Bill to put more clean energy trucks on the road awaits California governor signature
 

September 5, 2018. California is leading the nation in the quest to reduce greenhouse gas emissions and improve air quality. However, diesel- and gasoline-powered heavy-duty trucks are still prevalent on the state’s roads and highways. These vehicles are the most concentrated source of the state’s annual emissions from the transportation sector, responsible for 23 percent of transportation emissions.

   A bill by Assemblymember Jim Frazier (D-Discovery Bay), chairman of the Assembly Transportation Committee, would clear the path to start replacing fossil fuel big-rigs with zero-emission and near-zero-emission heavy-duty trucks. AB 2061 was approved by the Legislature with strong bipartisan support and is now on the governor’s desk.
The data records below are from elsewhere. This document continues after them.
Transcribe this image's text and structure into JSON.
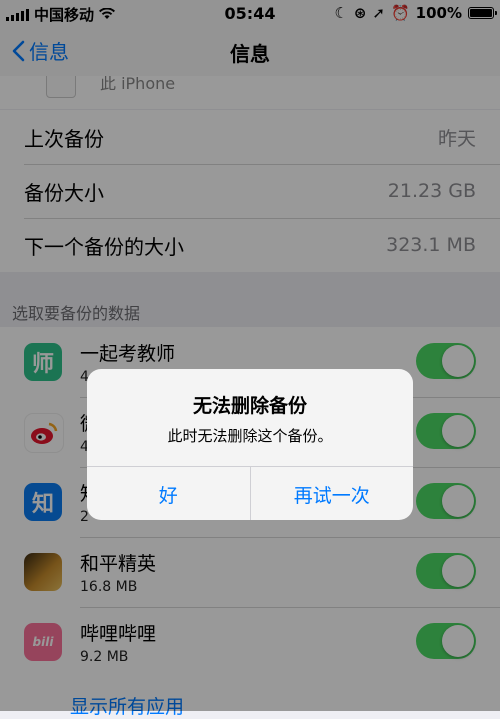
{
  "status": {
    "carrier": "中国移动",
    "time": "05:44",
    "battery": "100%"
  },
  "nav": {
    "back_label": "信息",
    "title": "信息"
  },
  "device": {
    "label": "此 iPhone"
  },
  "info_rows": [
    {
      "label": "上次备份",
      "value": "昨天"
    },
    {
      "label": "备份大小",
      "value": "21.23 GB"
    },
    {
      "label": "下一个备份的大小",
      "value": "323.1 MB"
    }
  ],
  "section_header": "选取要备份的数据",
  "apps": [
    {
      "name": "一起考教师",
      "size": "4",
      "icon_char": "师",
      "icon_color": "#2ec28a",
      "toggle_on": true
    },
    {
      "name": "微",
      "size": "4",
      "icon_char": "",
      "icon_color": "#f5a623",
      "toggle_on": true
    },
    {
      "name": "知",
      "size": "2",
      "icon_char": "知",
      "icon_color": "#0a7cf2",
      "toggle_on": true
    },
    {
      "name": "和平精英",
      "size": "16.8 MB",
      "icon_char": "",
      "icon_color": "#c58a2b",
      "toggle_on": true
    },
    {
      "name": "哔哩哔哩",
      "size": "9.2 MB",
      "icon_char": "bili",
      "icon_color": "#fb7299",
      "toggle_on": true
    }
  ],
  "show_all_label": "显示所有应用",
  "alert": {
    "title": "无法删除备份",
    "message": "此时无法删除这个备份。",
    "ok_label": "好",
    "retry_label": "再试一次"
  },
  "colors": {
    "accent": "#007aff",
    "toggle_on": "#4cd964"
  }
}
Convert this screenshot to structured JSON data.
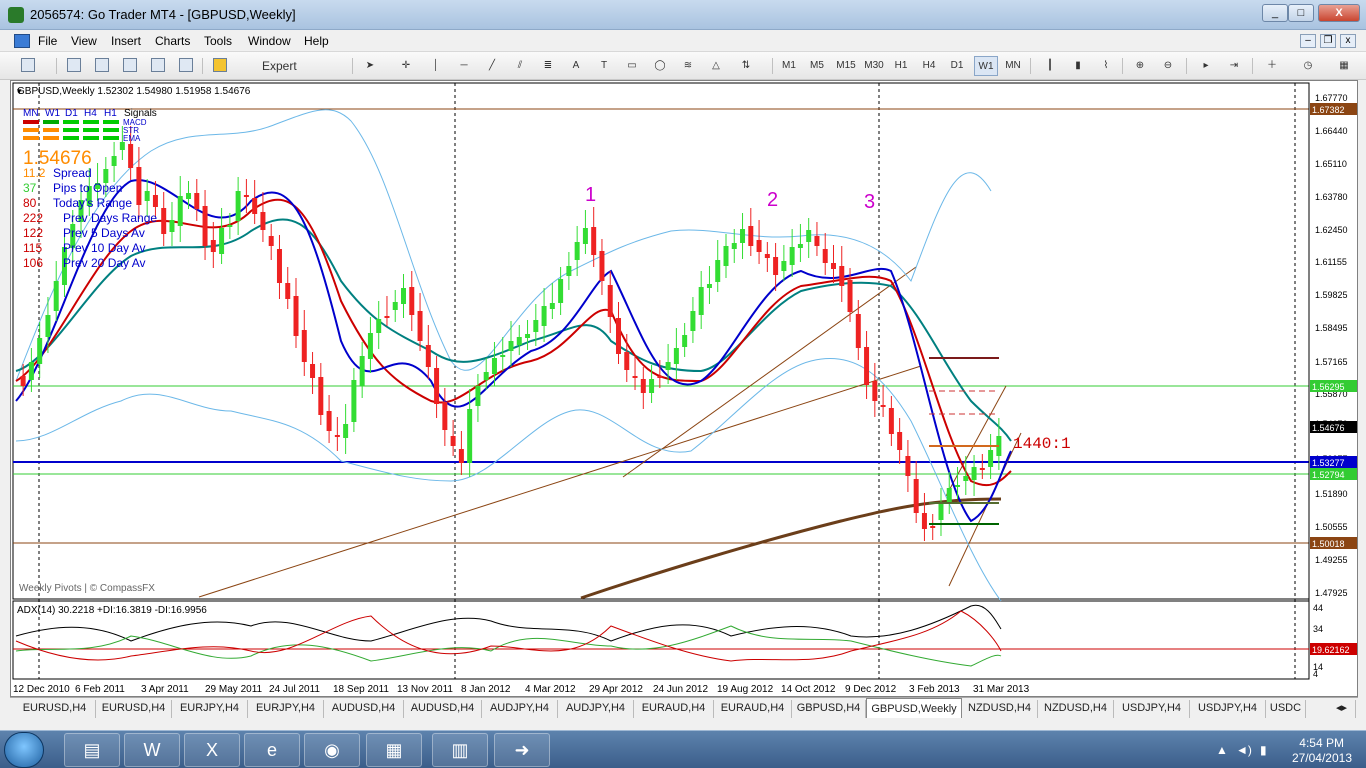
{
  "window": {
    "title": "2056574: Go Trader MT4 - [GBPUSD,Weekly]",
    "buttons": [
      "_",
      "□",
      "X"
    ]
  },
  "menu": {
    "items": [
      "File",
      "View",
      "Insert",
      "Charts",
      "Tools",
      "Window",
      "Help"
    ]
  },
  "toolbar": {
    "expert_advisors_label": "Expert Advisors",
    "timeframes": [
      "M1",
      "M5",
      "M15",
      "M30",
      "H1",
      "H4",
      "D1",
      "W1",
      "MN"
    ],
    "active_timeframe": "W1"
  },
  "chart": {
    "header": "GBPUSD,Weekly  1.52302 1.54980 1.51958 1.54676",
    "signals_header": [
      "MN",
      "W1",
      "D1",
      "H4",
      "H1",
      "Signals"
    ],
    "signal_rows": [
      "MACD",
      "STR",
      "EMA"
    ],
    "price_big": "1.54676",
    "info_rows": [
      {
        "value": "11.2",
        "label": "Spread"
      },
      {
        "value": "37",
        "label": "Pips to Open"
      },
      {
        "value": "80",
        "label": "Today's Range"
      },
      {
        "value": "222",
        "label": "Prev Days Range"
      },
      {
        "value": "122",
        "label": "Prev 5 Days Av"
      },
      {
        "value": "115",
        "label": "Prev 10 Day Av"
      },
      {
        "value": "106",
        "label": "Prev 20 Day Av"
      }
    ],
    "wave_labels": [
      "1",
      "2",
      "3"
    ],
    "annotation": "1440:1",
    "footer_label": "Weekly Pivots | © CompassFX",
    "price_axis": [
      "1.67770",
      "1.66440",
      "1.65110",
      "1.63780",
      "1.62450",
      "1.61155",
      "1.59825",
      "1.58495",
      "1.57165",
      "1.55870",
      "1.54676",
      "1.53277",
      "1.51890",
      "1.50555",
      "1.49255",
      "1.47925"
    ],
    "price_tags": [
      {
        "text": "1.67382",
        "color": "#8b4513"
      },
      {
        "text": "1.56295",
        "color": "#33cc33"
      },
      {
        "text": "1.54676",
        "color": "#000000"
      },
      {
        "text": "1.53277",
        "color": "#0000cc"
      },
      {
        "text": "1.52794",
        "color": "#33cc33"
      },
      {
        "text": "1.50018",
        "color": "#8b4513"
      }
    ],
    "adx_label": "ADX(14) 30.2218 +DI:16.3819 -DI:16.9956",
    "adx_axis": [
      "44",
      "34",
      "14",
      "4"
    ],
    "adx_tag": "19.62162",
    "date_axis": [
      "12 Dec 2010",
      "6 Feb 2011",
      "3 Apr 2011",
      "29 May 2011",
      "24 Jul 2011",
      "18 Sep 2011",
      "13 Nov 2011",
      "8 Jan 2012",
      "4 Mar 2012",
      "29 Apr 2012",
      "24 Jun 2012",
      "19 Aug 2012",
      "14 Oct 2012",
      "9 Dec 2012",
      "3 Feb 2013",
      "31 Mar 2013"
    ]
  },
  "tabs": {
    "items": [
      "EURUSD,H4",
      "EURUSD,H4",
      "EURJPY,H4",
      "EURJPY,H4",
      "AUDUSD,H4",
      "AUDUSD,H4",
      "AUDJPY,H4",
      "AUDJPY,H4",
      "EURAUD,H4",
      "EURAUD,H4",
      "GBPUSD,H4",
      "GBPUSD,Weekly",
      "NZDUSD,H4",
      "NZDUSD,H4",
      "USDJPY,H4",
      "USDJPY,H4",
      "USDC"
    ],
    "active": "GBPUSD,Weekly"
  },
  "taskbar": {
    "time": "4:54 PM",
    "date": "27/04/2013"
  }
}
   “Heavy-duty vehicles – from garbage trucks to big-rigs – that burn diesel or gasoline are the most concentrated source of greenhouse gas emissions on our roads,” Frazier said. “Incentivizing the use of trucks powered by clean technology is crucial to reducing harmful pollution and meeting the state’s emission reduction goals.

   “Major transportation corridors tend to run next to lower-income and disadvantaged communities, and the pollution from these trucks disproportionately impacts this segment of our population,” Frazier added.

   The engine and propulsion systems in electric-, hydrogen- and natural gas-powered trucks weigh more than traditional internal combustion engines by as much as 2,000 pounds.  Under current law, cleaner energy trucks have to reduce their carrying capacity to comply with state weight laws, creating a disincentive for businesses to invest in cleaner trucks. AB 2061 removes this barrier by creating a 2,000-pound weight exemption for zero-emission (ZE) and near-zero-emission (NZE) vehicles.

   The bill has the backing of 60 large companies and organizations, including United Parcel Service, Tesla and Cummins, CALSTART and the California Natural Gas Vehicle Coalition. This coalition signed onto a letter to Gov. Jerry Brown urging him to sign the bill.